Ben, her sözcüğün kendine has bir enerjisi olduğunu düşünürüm her zaman. Sözcüklere anlamlarının ötesinde, kendi ruhlarını ve yaratıcılıklarını katan şairlerin, yazarların, hatiplerin ise birer sihirbaz gibi o enerjiyi ortaya çıkardıklarına inanırım. Onların ağzından veya kaleminden dökülen sözcükler sanki kutsanmıştır. Dile hâkim olmak da denemez buna; çünkü hakimiyet kelimelerle oynayabilme, onları yerli yerinde kullanabilme, düzgün cümleler kurabilme ustalığıdır. Kutsanmışlık ise bunun yanında ancak duyguyla, ilhamla yaratılan bir sihirdir benim nazarımda.

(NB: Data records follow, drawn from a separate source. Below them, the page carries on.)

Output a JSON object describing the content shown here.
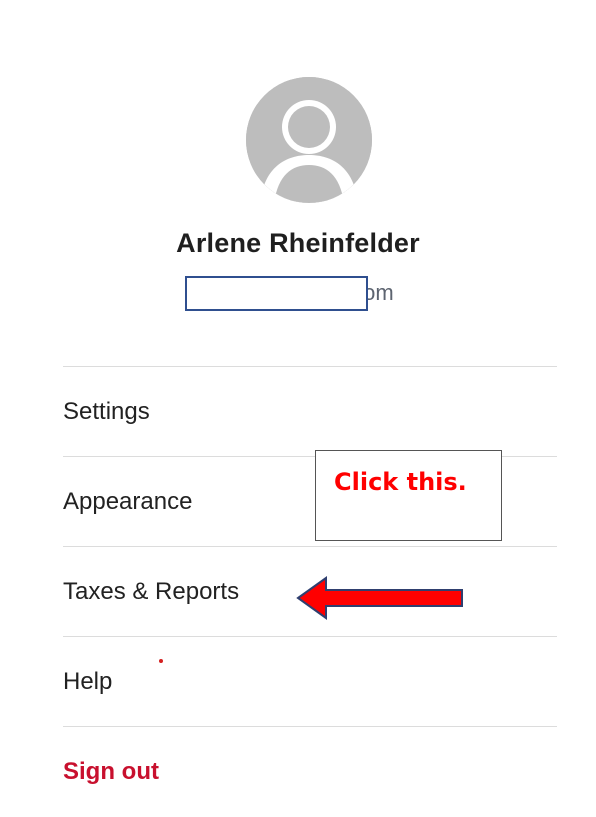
{
  "profile": {
    "name": "Arlene Rheinfelder",
    "email": "arlene                gmail.com",
    "avatar_icon": "user-silhouette-icon"
  },
  "menu": {
    "items": [
      {
        "label": "Settings"
      },
      {
        "label": "Appearance"
      },
      {
        "label": "Taxes & Reports"
      },
      {
        "label": "Help"
      },
      {
        "label": "Sign out"
      }
    ]
  },
  "annotation": {
    "callout_text": "Click this.",
    "arrow_icon": "red-left-arrow-icon"
  },
  "colors": {
    "signout": "#c8102e",
    "annotation_red": "#ff0000",
    "redaction_border": "#2f4f8f"
  }
}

Hiç eskimeyen şairleri, yazarları unutulmaz kılan da budur zaten. Onlar, sözcüklerle mucizeler yaratan insanlardır. Sihirli sözler ve kelimelerin efendisidirler. Herkesin bir şair, bir yazar veya bir hatip olması mümkün değilse de, sözcükleri kullanarak arınması, rahatlaması, şifalanması mümkündür bu hayatta; çünkü sözcükler doğru bir biçimde ifade edildiğinde bir enerji akışı yaratırlar, içimizde sıkışan ve bizi rahatsız eden olumsuz duygular bu sayede açığa çıkar, rahatlamamızı sağlarlar.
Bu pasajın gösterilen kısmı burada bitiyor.